After emerging from the House of Terror we continued our walk but the next stop was several blocks away to Heroes Square.  This wouldn’t have been such an issue except for the fact that it had grown rather cold and windy outside and we were getting chilled to the bone.  No matter, we pressed on, comforted by the fact it would soon be time to stop in a warm café for a coffee break.

The official function at Heroes’ Square

Once we reached Heroes Square we discovered we couldn’t actually walk onto it, as the place was surrounded by cigarette-smoking Hungarian policemen and there were a bunch of important looking Hungarian officials engaged in some sort of ceremony on the square.  We observed the goings-on for a few moments before walking around it, over the bridge, and into City Park.  This is where we saw the Vajdahunyad Castle (a replica of the famous one in Transylvania), some buildings that house Budapest’s best baths, a zoo, and a big pond that had lots of ducks.

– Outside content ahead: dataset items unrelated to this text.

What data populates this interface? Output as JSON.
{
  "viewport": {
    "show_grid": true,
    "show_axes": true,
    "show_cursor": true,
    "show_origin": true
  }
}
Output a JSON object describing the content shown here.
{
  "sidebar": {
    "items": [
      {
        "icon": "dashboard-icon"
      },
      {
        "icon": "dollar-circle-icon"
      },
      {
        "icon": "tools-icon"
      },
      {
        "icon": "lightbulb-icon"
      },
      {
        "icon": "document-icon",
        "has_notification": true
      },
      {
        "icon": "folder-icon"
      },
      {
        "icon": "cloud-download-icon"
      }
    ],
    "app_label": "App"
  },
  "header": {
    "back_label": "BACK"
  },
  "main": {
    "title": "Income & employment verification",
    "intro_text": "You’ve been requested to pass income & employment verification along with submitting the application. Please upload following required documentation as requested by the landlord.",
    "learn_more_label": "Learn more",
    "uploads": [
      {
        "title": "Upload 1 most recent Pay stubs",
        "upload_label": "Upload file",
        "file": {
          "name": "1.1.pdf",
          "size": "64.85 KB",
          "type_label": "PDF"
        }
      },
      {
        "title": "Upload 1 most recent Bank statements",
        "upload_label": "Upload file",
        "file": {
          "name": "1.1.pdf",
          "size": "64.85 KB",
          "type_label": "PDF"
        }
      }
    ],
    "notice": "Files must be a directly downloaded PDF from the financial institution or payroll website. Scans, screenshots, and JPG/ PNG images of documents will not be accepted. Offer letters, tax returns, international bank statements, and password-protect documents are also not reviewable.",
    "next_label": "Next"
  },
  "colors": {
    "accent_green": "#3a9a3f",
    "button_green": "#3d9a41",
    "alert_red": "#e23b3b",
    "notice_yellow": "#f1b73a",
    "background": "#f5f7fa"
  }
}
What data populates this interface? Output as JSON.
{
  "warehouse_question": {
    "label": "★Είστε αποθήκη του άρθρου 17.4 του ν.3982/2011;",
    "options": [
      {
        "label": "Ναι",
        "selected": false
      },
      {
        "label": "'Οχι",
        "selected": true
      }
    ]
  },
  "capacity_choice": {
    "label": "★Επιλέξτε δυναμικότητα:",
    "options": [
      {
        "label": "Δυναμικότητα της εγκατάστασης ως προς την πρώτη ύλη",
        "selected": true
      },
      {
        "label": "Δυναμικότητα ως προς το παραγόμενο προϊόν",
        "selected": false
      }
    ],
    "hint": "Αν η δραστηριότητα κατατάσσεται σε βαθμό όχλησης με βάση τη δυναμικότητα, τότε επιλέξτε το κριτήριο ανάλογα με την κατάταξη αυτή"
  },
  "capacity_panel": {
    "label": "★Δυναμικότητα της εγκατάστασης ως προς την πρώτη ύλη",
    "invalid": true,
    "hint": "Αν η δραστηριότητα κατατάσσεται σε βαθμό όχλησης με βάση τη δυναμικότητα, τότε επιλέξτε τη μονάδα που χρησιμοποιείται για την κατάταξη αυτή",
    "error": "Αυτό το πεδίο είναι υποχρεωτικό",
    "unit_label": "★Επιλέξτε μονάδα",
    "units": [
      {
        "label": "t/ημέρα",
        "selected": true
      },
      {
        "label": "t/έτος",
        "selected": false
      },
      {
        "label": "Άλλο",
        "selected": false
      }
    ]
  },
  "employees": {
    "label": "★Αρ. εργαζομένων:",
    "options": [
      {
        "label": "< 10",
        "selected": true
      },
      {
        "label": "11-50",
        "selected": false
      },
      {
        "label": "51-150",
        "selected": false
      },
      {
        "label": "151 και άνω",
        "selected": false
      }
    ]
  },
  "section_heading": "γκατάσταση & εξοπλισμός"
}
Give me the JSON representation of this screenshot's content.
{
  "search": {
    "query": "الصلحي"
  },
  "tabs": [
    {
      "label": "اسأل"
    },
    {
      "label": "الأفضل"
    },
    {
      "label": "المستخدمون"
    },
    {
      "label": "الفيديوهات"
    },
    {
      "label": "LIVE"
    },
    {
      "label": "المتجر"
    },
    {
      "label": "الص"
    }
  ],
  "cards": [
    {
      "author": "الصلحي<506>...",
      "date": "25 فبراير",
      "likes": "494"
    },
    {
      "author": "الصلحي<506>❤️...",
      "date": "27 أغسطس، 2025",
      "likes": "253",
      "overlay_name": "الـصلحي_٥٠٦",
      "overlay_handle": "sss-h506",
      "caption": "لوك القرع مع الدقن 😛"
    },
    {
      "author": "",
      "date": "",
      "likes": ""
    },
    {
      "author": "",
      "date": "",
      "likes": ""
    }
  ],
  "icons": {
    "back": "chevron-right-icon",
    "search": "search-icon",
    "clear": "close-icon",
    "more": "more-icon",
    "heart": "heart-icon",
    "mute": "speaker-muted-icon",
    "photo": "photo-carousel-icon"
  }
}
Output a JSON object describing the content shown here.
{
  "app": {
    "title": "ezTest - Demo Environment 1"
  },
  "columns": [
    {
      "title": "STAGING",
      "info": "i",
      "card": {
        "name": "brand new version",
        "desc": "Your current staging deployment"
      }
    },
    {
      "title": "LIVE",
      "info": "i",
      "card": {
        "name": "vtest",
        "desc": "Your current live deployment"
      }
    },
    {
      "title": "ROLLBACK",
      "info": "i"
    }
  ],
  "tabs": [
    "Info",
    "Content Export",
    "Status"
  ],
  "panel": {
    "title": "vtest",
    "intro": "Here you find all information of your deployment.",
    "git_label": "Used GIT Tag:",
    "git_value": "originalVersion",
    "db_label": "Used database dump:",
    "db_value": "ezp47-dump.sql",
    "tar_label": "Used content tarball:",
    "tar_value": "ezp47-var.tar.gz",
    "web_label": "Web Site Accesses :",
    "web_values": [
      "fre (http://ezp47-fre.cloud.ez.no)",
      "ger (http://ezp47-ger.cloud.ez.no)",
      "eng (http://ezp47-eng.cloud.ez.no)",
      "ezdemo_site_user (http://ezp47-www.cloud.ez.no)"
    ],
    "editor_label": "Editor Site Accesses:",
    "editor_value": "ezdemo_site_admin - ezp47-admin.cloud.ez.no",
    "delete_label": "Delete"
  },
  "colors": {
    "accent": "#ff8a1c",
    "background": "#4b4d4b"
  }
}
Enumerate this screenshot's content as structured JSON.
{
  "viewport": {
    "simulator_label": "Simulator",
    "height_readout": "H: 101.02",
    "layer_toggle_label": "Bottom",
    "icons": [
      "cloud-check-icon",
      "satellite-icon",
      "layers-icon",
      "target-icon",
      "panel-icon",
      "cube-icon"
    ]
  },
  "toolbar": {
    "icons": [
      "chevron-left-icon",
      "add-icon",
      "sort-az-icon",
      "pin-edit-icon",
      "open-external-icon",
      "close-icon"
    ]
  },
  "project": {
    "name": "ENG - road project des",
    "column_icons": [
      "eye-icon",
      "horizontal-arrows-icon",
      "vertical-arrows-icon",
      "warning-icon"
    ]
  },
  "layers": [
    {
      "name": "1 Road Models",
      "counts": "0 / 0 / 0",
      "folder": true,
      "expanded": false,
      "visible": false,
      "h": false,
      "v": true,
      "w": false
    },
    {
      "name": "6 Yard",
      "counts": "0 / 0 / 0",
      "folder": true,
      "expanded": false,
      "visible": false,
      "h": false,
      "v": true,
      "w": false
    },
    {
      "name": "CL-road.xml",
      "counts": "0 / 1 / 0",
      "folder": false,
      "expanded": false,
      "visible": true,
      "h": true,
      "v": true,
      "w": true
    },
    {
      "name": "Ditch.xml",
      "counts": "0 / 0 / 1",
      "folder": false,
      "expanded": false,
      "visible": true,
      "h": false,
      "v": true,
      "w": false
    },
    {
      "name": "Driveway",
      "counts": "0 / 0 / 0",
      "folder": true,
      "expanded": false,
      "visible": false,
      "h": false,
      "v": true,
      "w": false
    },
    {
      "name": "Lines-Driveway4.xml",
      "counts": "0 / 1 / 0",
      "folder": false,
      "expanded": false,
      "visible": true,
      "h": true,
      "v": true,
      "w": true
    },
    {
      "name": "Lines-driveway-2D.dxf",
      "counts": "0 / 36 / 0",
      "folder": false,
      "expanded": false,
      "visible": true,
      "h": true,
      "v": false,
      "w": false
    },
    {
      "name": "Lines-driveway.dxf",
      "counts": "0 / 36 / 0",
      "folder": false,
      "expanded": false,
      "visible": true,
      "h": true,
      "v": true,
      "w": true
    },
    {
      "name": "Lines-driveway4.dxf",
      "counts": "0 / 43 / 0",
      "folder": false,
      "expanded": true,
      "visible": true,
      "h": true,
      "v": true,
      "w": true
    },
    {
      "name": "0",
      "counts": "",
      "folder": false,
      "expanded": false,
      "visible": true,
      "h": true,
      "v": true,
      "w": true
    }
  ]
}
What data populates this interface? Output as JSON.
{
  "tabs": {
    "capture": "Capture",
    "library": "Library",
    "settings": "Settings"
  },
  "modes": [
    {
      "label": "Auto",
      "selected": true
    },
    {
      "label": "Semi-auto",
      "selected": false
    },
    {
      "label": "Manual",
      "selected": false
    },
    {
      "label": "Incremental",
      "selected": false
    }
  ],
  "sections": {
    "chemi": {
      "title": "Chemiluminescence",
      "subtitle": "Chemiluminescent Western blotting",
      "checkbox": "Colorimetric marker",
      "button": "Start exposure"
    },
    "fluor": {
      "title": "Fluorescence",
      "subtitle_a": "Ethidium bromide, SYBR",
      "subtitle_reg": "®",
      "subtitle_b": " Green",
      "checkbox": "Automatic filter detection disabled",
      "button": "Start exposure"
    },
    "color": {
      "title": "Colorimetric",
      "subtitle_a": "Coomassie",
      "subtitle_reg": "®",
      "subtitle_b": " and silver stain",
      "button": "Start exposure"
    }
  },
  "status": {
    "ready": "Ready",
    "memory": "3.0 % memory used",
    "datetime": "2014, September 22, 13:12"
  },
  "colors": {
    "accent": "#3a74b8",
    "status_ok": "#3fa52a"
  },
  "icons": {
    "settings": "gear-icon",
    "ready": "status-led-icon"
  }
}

Around the back side of the pond we spotted a restaurant and ducked in for a coffee break.  We were informed at the door that they would be closing 25 minutes later (at 16:00), but it was warm inside and we decided to stick around and just make it a short break.  Jim had a Diet Coke, I had a hot chocolate, and we both warmed up a bit.

Back outside we hopped on the Metro 2 line back to Deak ter, then transferred to the M3 line to Kalvin ter.

A quick note about some of the metro stations:  the subway must be quite a ways underground, because many of the stops we used had the longest, steepest escalators in the world.  It was a bit like Groundhog’s Day every time we got on one, with Jim questioning aloud how in the world they change the advertisements in frames along the way up/down the escalator and me looking at my shoes so as not to get nauseous.

We got back to our room about 17:00 and decided to stay in its warm glory to relax for a spell.  Around 18:30 we suited up again to find a suitable dinner spot, this time we stayed in our neighborhood and strolled down Raday utca, Budapest’s “restaurant row.”  It was here that we found the Soul Café, which had excellent food for (yet another) VFM.  For about $17 (which became our usual dinner tab in Budapest), we ate like kings and drank like sailors.  I had the beef stew with deep fried bread balls (which was good but not quite as good as Jim’s beef stew from the night before), and Jim had a roasted goose leg and sauerkraut that he says is one of the best meals of his life.

After the sumptuous meal we walked the few blocks back to our hotel and fell into our beloved squeaky beds for a good long sleep.